В осколках чешуи и в пряже рыжей пены,
Как солнце в облаках – без блеска и без зноя, —
Кусочек янтаря лежит – один, бесценный.
Кусочек янтаря – сокровище морское.
О детство!.. Ты, смола, застывшая в узоре
Еловых игл… Какими долгими веками
Должно было тебя давить и мучить море,
Чтоб нежность леса превратилась в камень.
Сомкнулся круг.
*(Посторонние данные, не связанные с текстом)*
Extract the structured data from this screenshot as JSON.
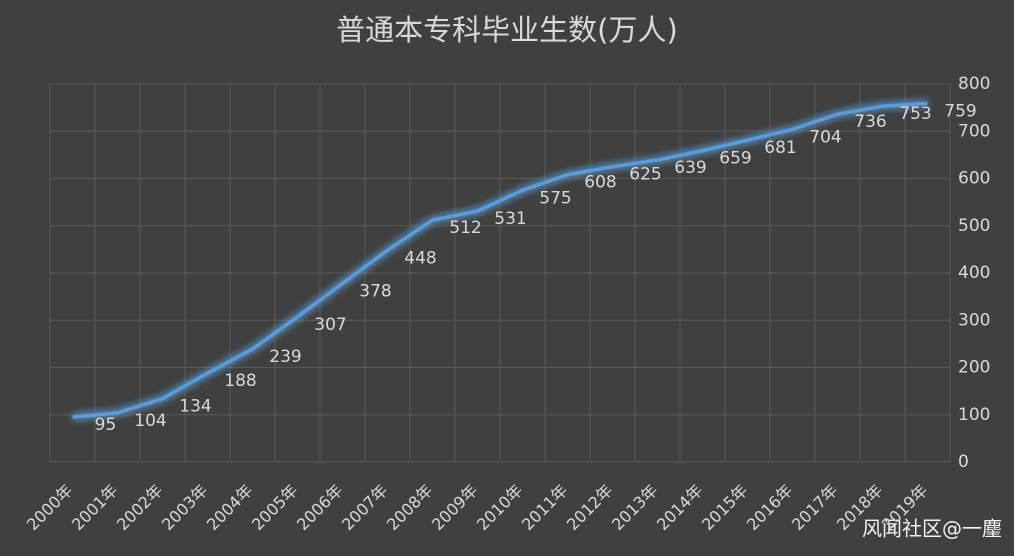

Волнами свет струится:
В песке тоска нетронутости стынет.
И берег ждет того, кто должен появиться.
И ждет янтарь того, кто вновь его подымет.
‹1963›
* * *
Знакомый,
Прости меня, когда не подаю руку.
Моя ладонь лежит
На пугливой шее оленя,
Лаская, хочет унять его дрожь,
Ведь оленю в городе страшно.
Не обижайся,
Если обхожу тебя на улице:
Твои ноги могут нечаянно
растоптать желтое племя лисичек, —
Грибы ходят за мной,
Как нанизанный на веревочку детский сад.
Не сердись,
Если не слышу твоих слов,
Это голубые колокольчики
Назвонили мне полные уши
Радостями и горестями рощ.
А круглые щеки хлопушки лопнут,
Если она не выболтает
Всех сплетен соснового бора…
Хлопушка в бору – важная особа.
Не смотри на меня удивленно, знакомый,
И еще раз прости —
Я слишком часто забываю,
Что все, кто ходит за мной следом,
Не видны глазам города,
И ты меня вовсе не знаешь,
Знакомый…
‹1968›
СОЗВЕЗДИЕ ГОНЧИХ ПСОВ
Душная слабость, тяжелое тело безвольно.
Вижу сквозь веки отблеск ушедшей грозы.
Гончие Псы, созвездье мое роковое,
Слышите мой молчаливый далекий призыв?
Стиснуло горло, мне сладко бездумье немое.
Сон пересилил, устала я звать и звать.
Гончие Псы, не давайте мне сна и покоя —
Кровь мою будет ленивую скоро земля лакать.
В теплую землю вросла, оторвите скорее!
Вместе наш путь – через ночь – на рассвет.
Веки открыла, гляжу – высота пламенеет,
Гончие Псы, это ваш милосердный и яростный свет.